Według naszej wiary Bóg był z Izraelitami przez całą wędrówkę, więc te nieprawdopodobne rzeczy mogły się jak najbardziej dziać.
A poza tym jak oni obliczyli liczebność narodu. Nie jest to na podstawie źródeł możliwe.
A poza tym jaki naród w starożytności liczył tyle ludności. Naród żydowski nie mógł tyle liczyć.
Królu złoty. Kolejny raz Ci piszę.
Czy aby to, żeCZłOWIEK RODZI SIę I UMIERA RAZ
nie jest prawem natury. Może nie fizyki, ale natury na pewno.
Bzdura - to nie jest żadne prawo, tylko pobożne życzenie.
W dosłownym sensie gwoli ścisłości.
Poza tym wcale sporo osób wierzy w reinkarnację - człowiek rodzi się i umiera wiele razy. Oczywiście można twierdzic że wiara katolicka (czy chrzescijańska w ogóle) jest tą jedyną słuszną, ale nie sposób tego dowieść.
No to przynajmniej jeden wierzący doszedł do tego, że Biblia używa PRZENOŚNI!!!
mały dowód jakby ktoś nie zauważył tego
Bartek920
Mefistofelesie dziwie się że chce ci się bawić w długie naukowe wywody w takim temacie.

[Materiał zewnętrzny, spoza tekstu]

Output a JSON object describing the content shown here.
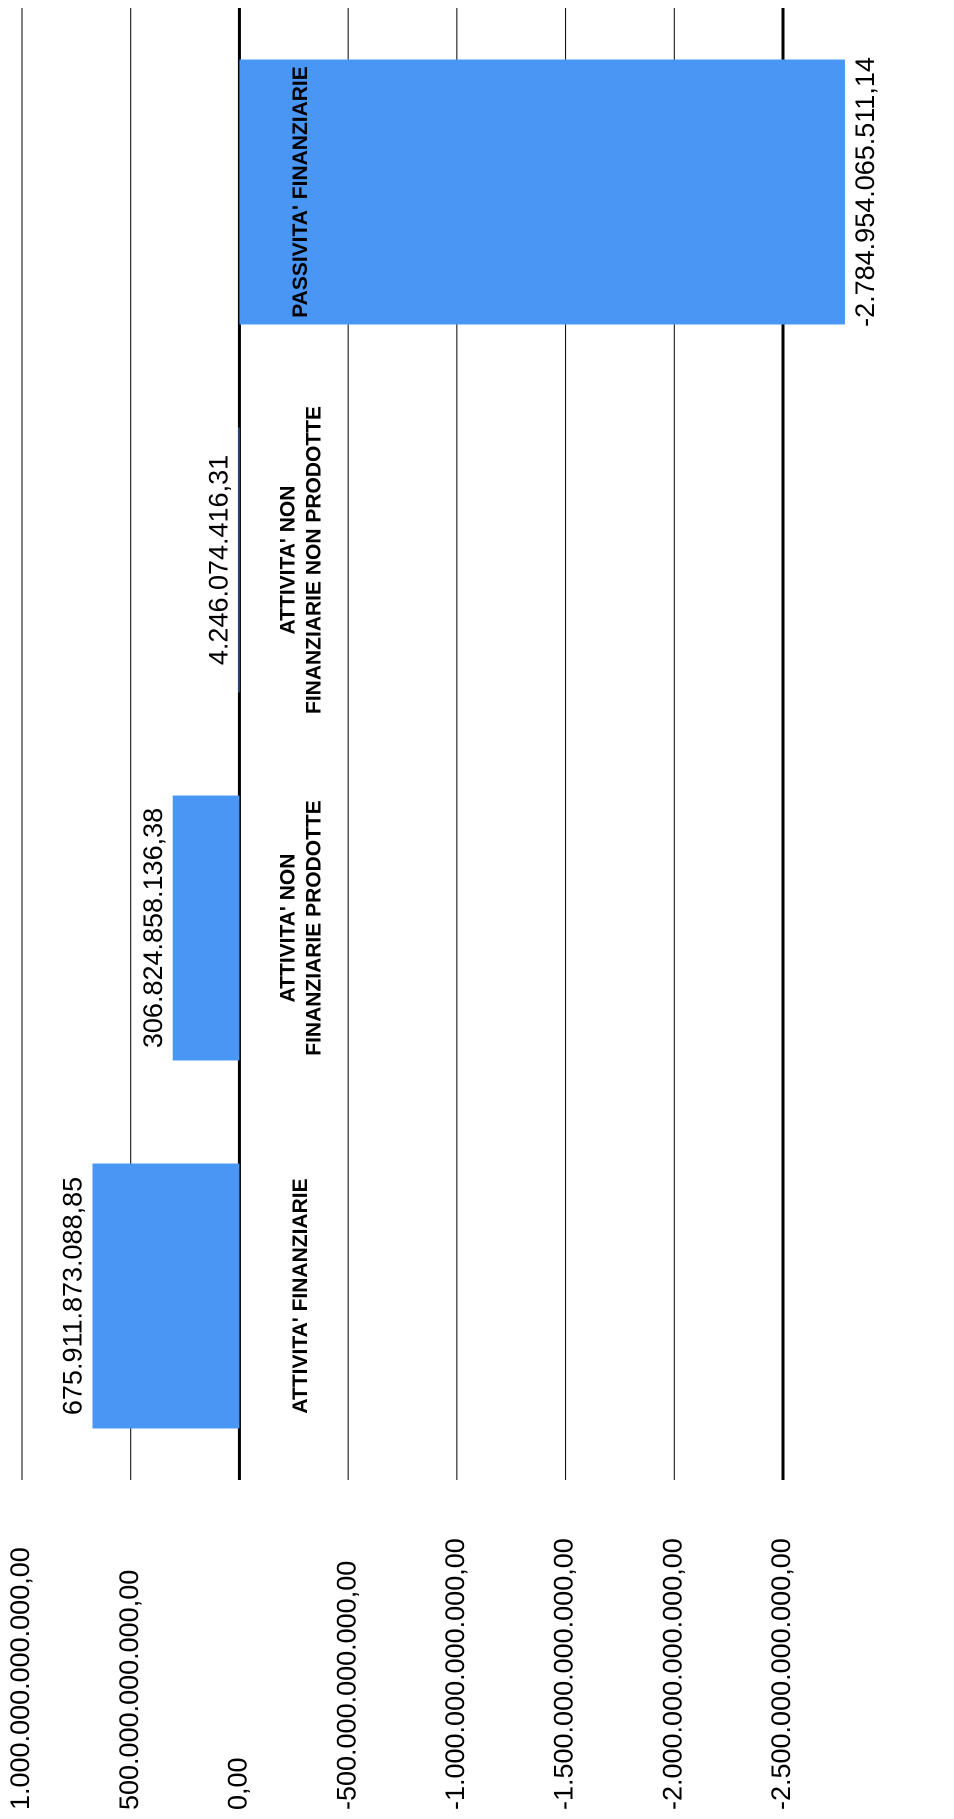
{
  "chart_data": {
    "type": "bar",
    "orientation": "horizontal",
    "categories": [
      "ATTIVITA' FINANZIARIE",
      "ATTIVITA' NON FINANZIARIE PRODOTTE",
      "ATTIVITA' NON FINANZIARIE NON PRODOTTE",
      "PASSIVITA' FINANZIARIE"
    ],
    "values": [
      675911873088.85,
      306824858136.38,
      4246074416.31,
      -2784954065511.14
    ],
    "value_labels": [
      "675.911.873.088,85",
      "306.824.858.136,38",
      "4.246.074.416,31",
      "-2.784.954.065.511,14"
    ],
    "color": "#4a96f5",
    "ylim": [
      -2500000000000,
      1000000000000
    ],
    "yticks": [
      {
        "value": 1000000000000,
        "label": "1.000.000.000.000,00"
      },
      {
        "value": 500000000000,
        "label": "500.000.000.000,00"
      },
      {
        "value": 0,
        "label": "0,00"
      },
      {
        "value": -500000000000,
        "label": "-500.000.000.000,00"
      },
      {
        "value": -1000000000000,
        "label": "-1.000.000.000.000,00"
      },
      {
        "value": -1500000000000,
        "label": "-1.500.000.000.000,00"
      },
      {
        "value": -2000000000000,
        "label": "-2.000.000.000.000,00"
      },
      {
        "value": -2500000000000,
        "label": "-2.500.000.000.000,00"
      }
    ],
    "grid": true
  }
}
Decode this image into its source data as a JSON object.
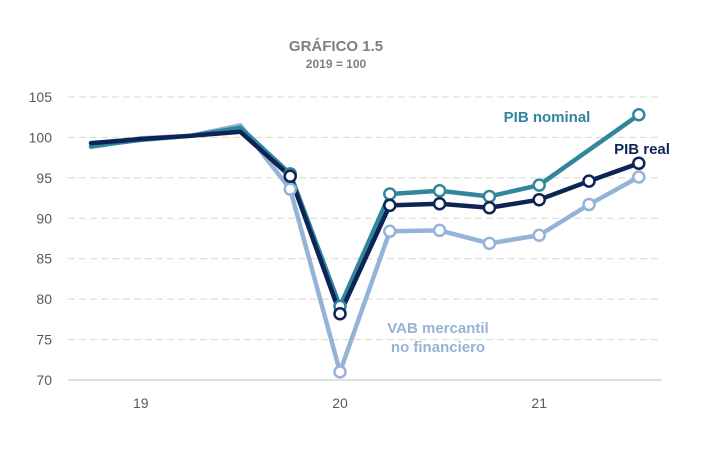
{
  "chart_data": {
    "type": "line",
    "title": "GRÁFICO 1.5",
    "subtitle": "2019 = 100",
    "xlabel": "",
    "ylabel": "",
    "ylim": [
      70,
      105
    ],
    "yticks": [
      70,
      75,
      80,
      85,
      90,
      95,
      100,
      105
    ],
    "grid": true,
    "x": [
      "19-I",
      "19-II",
      "19-III",
      "19-IV",
      "20-I",
      "20-II",
      "20-III",
      "20-IV",
      "21-I",
      "21-II",
      "21-III",
      "21-IV"
    ],
    "xtick_labels": [
      {
        "label": "19",
        "at": "19-II"
      },
      {
        "label": "20",
        "at": "20-II"
      },
      {
        "label": "21",
        "at": "21-II"
      }
    ],
    "series": [
      {
        "name": "PIB nominal",
        "color": "#31859c",
        "values": [
          98.9,
          99.7,
          100.2,
          101.2,
          95.5,
          79.1,
          93.0,
          93.4,
          92.7,
          94.1,
          null,
          102.8
        ],
        "markers": [
          false,
          false,
          false,
          false,
          true,
          true,
          true,
          true,
          true,
          true,
          false,
          true
        ]
      },
      {
        "name": "PIB real",
        "color": "#0d2456",
        "values": [
          99.3,
          99.8,
          100.2,
          100.7,
          95.2,
          78.2,
          91.6,
          91.8,
          91.3,
          92.3,
          94.6,
          96.8
        ],
        "markers": [
          false,
          false,
          false,
          false,
          true,
          true,
          true,
          true,
          true,
          true,
          true,
          true
        ]
      },
      {
        "name": "VAB mercantil no financiero",
        "color": "#95b3d7",
        "values": [
          98.8,
          99.9,
          100.2,
          101.5,
          93.6,
          71.0,
          88.4,
          88.5,
          86.9,
          87.9,
          91.7,
          95.1
        ],
        "markers": [
          false,
          false,
          false,
          false,
          true,
          true,
          true,
          true,
          true,
          true,
          true,
          true
        ]
      }
    ],
    "annotations": [
      {
        "series": "PIB nominal",
        "lines": [
          "PIB nominal"
        ]
      },
      {
        "series": "PIB real",
        "lines": [
          "PIB real"
        ]
      },
      {
        "series": "VAB mercantil no financiero",
        "lines": [
          "VAB mercantil",
          "no financiero"
        ]
      }
    ]
  }
}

Polecam słowa Fryderyka Wilhelma Nietzschego:
"W co motłoch bez dowodów uwierzył, jakże byśmy mogli to dowodami obalić?!"
Szkoda tylko, że ów Mefistofeles powołuje się na artykuł z "Racjonalisty"...
vapnatak
Dlaczego szkoda? Nie ukrył tego, podał "źródło".
No właśnie... no własnie chodzi o to "źródło"
vapnatak
Słucham merytorycznych uwag co do źródła. Dlatego że poglądy tam głoszone nie podobają się tobie to oznacza że należy je traktować pogardliwie? Chyba że nie może to być źródło przeciwstawiane poglądom prezentowanym w Biblii bo ma kilka lat a biblia kilka tysięcy lat?
"Długość czasu, w którym dana idea była akceptowana, jest, oczywiście, logicznie nieistotna, lecz wielu tradycjonalistów przywiązuje ogromną wagę do faktu, że ich przekonania żywione są przez ludzi od tysiącleci, najwyraźniej zakładając, że między długowiecznością przekonań a ich wiarygodnością zachodzi bezpośrednia korelacja."
Tad Clements
Słucham
Przede wszystkim chciałbym zobaczyć bibliografię, która z pewnością pomogła temu komuś napisać ów artykuł! Bez takiej informacji moim zdaniem nie ma dyskusji! Powinieneś chyba o tym wiedzieć. Daltego proszę kolegę Mefistofelesa o przesłanie jej jeśli jest to możliwe.
vapnatak
Podaje ją na początku. Biblia Tysiąclecia. Wydanie odpuśćmy.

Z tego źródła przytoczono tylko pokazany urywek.